Jean-Charles Simon : C’est un vrai risque pour les jeunes concernés. S’ils enchaînent à la fin de leurs études des « petits jobs » ou des postes qui ne correspondent pas du tout à leurs aptitudes, ils peuvent avoir de réelles difficultés à accéder ensuite à des postes qui leur conviennent mieux. Mais quand on regarde les évolutions du taux d’emploi par cohortes de générations, il semble que celles dont la fin des études a correspondu à une période de forte crise ne sont que temporairement touchées. Tandis que les phénomènes de surqualification ou d’emploi peu stable sont, eux, plus structurels, leur évolution pesant un peu plus sur chaque nouvelle génération.

Toutefois, chaque situation est un cas particulier. « Temporiser » dans des métiers et/ou des formations complémentaires peut s’avérer une bonne stratégie en attendant le retour d’une conjoncture plus favorable à l’emploi, si l’on est convaincu que sa formation sera recherchée en sortie de crise. C’est aussi le bon moment pour des expatriations au moins temporaires : quitte à devoir se contenter de petits boulots, les faire à l’étranger sera toujours un plus pour la suite. A l’inverse, une surqualification qui s’installe dans la durée signifie certainement qu’il y a un souci quant à la pertinence de la formation suivie, et le cas échéant un sujet plus personnel. Dans ces situations, il faudrait inciter à une réorientation des personnes concernées.

Olivier Cousin : C'est assez difficile de répondre précisément. Le problème c'est surtout le sous-emploi durable qui risque de créer un phénomène "d'étiquetage" qui sera extrêmement fort. Incontestablement, il y a des risques d'enfermement d'accepter certains emplois, alors que malheureusement les personnes concernées peuvent rarement faire autrement.

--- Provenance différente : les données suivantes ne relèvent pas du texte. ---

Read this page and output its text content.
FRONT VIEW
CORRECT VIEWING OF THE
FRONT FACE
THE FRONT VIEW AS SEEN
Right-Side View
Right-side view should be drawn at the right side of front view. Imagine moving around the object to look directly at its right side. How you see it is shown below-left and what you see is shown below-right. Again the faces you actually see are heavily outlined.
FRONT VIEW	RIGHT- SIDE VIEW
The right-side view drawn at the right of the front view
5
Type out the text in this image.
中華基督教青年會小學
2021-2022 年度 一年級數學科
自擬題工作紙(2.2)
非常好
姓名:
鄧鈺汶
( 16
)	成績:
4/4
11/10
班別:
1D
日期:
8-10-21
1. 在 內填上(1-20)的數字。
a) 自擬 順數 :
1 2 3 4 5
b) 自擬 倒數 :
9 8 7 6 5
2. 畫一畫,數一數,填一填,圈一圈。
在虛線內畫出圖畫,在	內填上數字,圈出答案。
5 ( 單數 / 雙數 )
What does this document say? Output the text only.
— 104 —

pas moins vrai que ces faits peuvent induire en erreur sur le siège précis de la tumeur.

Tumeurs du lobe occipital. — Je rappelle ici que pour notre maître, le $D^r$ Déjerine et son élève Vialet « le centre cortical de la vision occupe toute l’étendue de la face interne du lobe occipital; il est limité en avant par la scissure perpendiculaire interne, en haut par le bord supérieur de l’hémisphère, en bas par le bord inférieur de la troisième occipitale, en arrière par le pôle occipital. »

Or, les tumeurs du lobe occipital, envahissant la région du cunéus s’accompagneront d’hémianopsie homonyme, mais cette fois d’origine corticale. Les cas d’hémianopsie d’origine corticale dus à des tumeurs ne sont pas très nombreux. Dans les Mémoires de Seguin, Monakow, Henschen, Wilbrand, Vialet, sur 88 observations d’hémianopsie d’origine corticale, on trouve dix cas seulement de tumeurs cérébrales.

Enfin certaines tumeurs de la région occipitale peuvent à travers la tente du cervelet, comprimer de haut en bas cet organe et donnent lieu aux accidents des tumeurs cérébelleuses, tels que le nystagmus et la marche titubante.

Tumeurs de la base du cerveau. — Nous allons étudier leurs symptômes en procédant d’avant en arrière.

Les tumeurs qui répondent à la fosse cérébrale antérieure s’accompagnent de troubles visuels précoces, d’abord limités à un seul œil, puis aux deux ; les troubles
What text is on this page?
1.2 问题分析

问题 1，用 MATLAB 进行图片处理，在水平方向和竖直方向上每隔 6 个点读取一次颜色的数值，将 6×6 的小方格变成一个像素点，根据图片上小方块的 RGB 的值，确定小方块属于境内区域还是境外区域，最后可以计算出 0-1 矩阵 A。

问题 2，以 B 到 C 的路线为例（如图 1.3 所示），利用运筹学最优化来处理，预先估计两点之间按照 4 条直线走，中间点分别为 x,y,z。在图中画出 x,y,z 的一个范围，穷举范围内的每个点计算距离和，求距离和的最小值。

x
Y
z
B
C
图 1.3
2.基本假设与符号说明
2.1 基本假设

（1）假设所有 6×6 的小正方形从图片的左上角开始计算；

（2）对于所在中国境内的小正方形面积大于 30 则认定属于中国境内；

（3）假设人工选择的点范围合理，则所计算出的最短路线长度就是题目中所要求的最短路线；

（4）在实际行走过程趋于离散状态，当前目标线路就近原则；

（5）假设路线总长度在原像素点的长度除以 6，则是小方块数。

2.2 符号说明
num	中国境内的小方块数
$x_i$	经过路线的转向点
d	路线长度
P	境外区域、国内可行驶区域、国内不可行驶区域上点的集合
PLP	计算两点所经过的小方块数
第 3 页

Le monde du travail reste un univers ou de très fortes barrières existent, et passer trop de temps à une certaine fonction générera une situation où vous ne serez plus du tout considéré par votre formation d'origine.

Cette importance du sous-emploi, notamment chez les jeunes, peut-elle générer à plus long terme une génération désabusée par le marché du travail ? Quelles peuvent être les conséquences pour la société ?

Jean-Charles Simon : Les effets d’une surqualification très répandue sont délétères, comme ceux d’un chômage très élevé. Ils peuvent saper les piliers fondamentaux du pacte social de toute démocratie moderne : l’évolution au mérite, le rôle de l’école et de l’université, l’importance du savoir… Et entraîner des comportements de rejet du système, comme quand les plus jeunes des quartiers difficiles n’ont pas le sentiment que leurs aînés les mieux formés bénéficient de l’ascension sociale qu’ils espéraient.

Ce sont des évolutions de longue période, d’ailleurs. Ainsi, l’essor de syndicats radicaux comme SUD a été mis en relation avec le recrutement massif dans certaines entités publiques, à partir des années 80, de personnels bien trop qualifiés pour les postes occupés. Avoir un diplôme de licence voire de master pour des métiers qui recrutaient parfois au niveau du certificat d’études quelques décennies plus tôt, ça ne favorise pas l’épanouissement professionnel…

Mais je crois qu’il y a aussi à l’œuvre aujourd’hui des phénomènes plus lourds, qui touchent l’ensemble du rapport au travail et pas seulement les situations de surqualification. A l’instar de la polémique sur les « bullshit jobs » lancé par l’un des pionniers du mouvement « Occupy Wall Street », David Graeber, la question du sens du travail agite peut-être davantage les plus jeunes générations que les précédentes. L’importance des mutations économiques et technologiques en cours y est évidemment pour beaucoup.

Olivier Cousin : Il faut bien sûr rester prudent, mais je pense que le phénomène explique en partie le sentiment de déclassement, qui ne correspond d'ailleurs pas toujours à la réalité – c'est un débat dans le monde des sciences sociales – mais qui n'en demeure pas moins très fort. Les gens ressentent que les sacrifices qu'ils font pour leurs enfants ne produisent pas la récompense attendue. Tout cela génère un sentiment de défiance vis-à-vis des institutions, et aussi à l'égard du monde du travail. Et régulièrement de grandes enquêtes publiques mettent cela en lumière et, je le répète, la France se singularise dans ce domaine, très nettement même.

Le phénomène est-il seulement issu de la déprime économique ou est-il aussi causé par la nature du contenu des formations universitaires en décalage complet avec le monde du travail ?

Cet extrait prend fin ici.